Un des faits les plus mémorables et les plus curieux de cette guerre fut le siège de Verrue en 1704. Six mois entiers, cette petite place, que les généraux français appelaient une bicoque, tint tête à Vendôme et exaspéra l’orgueil de Louis XIV. Le gouverneur de Verrue, homme de résolution et d’énergie, le baron Della Rocca d’Allery, fut sommé de capituler ; il répondit à Vendôme qu’il n’entendait pas le français, et qu’on s’adressât au duc. Plusieurs assauts furent inutiles ; les assiégés étaient infatigables à réparer leurs brèches et à repousser les attaques.
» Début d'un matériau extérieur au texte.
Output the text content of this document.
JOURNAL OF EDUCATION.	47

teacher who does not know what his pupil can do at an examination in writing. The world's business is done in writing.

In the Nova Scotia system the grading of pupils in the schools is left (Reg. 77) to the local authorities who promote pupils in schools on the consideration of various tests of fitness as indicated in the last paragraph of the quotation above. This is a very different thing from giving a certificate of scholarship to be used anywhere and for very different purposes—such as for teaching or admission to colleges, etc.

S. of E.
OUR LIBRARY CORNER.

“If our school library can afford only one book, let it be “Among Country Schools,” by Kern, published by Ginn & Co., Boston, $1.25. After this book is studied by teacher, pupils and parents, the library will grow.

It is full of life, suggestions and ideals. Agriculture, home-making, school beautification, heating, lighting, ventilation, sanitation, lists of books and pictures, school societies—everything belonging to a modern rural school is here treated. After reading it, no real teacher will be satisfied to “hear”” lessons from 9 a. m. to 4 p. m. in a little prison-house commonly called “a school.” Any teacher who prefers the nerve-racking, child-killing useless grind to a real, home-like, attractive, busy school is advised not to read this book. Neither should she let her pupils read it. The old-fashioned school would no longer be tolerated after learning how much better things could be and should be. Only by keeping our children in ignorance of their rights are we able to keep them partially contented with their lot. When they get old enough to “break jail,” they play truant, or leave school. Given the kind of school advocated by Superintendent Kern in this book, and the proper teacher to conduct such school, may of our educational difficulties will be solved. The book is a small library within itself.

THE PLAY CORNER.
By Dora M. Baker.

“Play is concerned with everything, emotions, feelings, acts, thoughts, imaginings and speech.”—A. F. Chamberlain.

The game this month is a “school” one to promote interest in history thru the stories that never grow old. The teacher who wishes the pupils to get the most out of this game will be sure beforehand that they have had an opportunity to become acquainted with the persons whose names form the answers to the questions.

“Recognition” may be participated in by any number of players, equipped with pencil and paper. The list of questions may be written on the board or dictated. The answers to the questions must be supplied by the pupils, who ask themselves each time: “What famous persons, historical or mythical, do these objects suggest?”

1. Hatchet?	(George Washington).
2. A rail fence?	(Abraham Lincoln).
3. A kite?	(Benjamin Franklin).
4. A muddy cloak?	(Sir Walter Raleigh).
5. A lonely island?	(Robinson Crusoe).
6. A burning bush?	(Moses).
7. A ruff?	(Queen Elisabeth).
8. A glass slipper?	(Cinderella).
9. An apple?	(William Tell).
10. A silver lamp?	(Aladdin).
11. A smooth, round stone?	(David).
Épuisés et toujours intrépides, ils avaient fini par n’avoir plus ni chemises ni pain ; le vin était réservé pour les malades. Pendant ce temps, Victor-Amédée était de l’autre côté du Pô, à Crescentino, soutenant par sa présence la petite et vaillante garnison de Verrue, et multipliant les diversions. Résolu à défendre la place « avec les dents si les mains ne suffisaient plus, » il se tint tant qu’il put dans cette position ; il communiquait avec la garnison par des boulets creux où il enfermait ses ordres ; un jour on fit passer ainsi une chemise au gouverneur. Vendôme finit par se tourner contre Crescentino pour déloger le duc et rester face à face avec la place, laissée à ses propres forces. Il y réussit, Verrue ne se rendit pas encore. Ce ne fut qu’après avoir partagé le dernier morceau de pain avec ses soldats et avoir fait sauter les fortifications que Della Rocca se résigna à capituler. Ainsi tomba Verrue ; Nice tombait en même temps. La moitié du Piémont était au pouvoir de la France ; le pays entier était exténué. D’un autre côté, Victor-Amédée restait presque seul, livré à ses propres forces. Il n’avait pas reçu de l’empereur les secours qu’on lui avait promis. Il ne lui restait plus que dix mille hommes, y compris les impériaux, pour défendre Cuneo, Chivasso et Turin. L’envoyé anglais, sir Richard Hill, qui était auprès du duc et qui suivait les événemens, écrivait à Londres : « C’est un grand déplaisir quand on considère que la cour de Vienne n’a rien fait dans ces dix-huit mois, si ce n’est de donner des promesses suivies de déceptions. On ne peut assez blâmer sa lenteur à expédier des secours en Italie. » Joignez à ceci que, même autour du duc, il ne laissait pas d’y avoir un parti favorable à la France, hostile à la guerre. Victor-Amédée alla se renfermer à Turin, ne voulant voir personne.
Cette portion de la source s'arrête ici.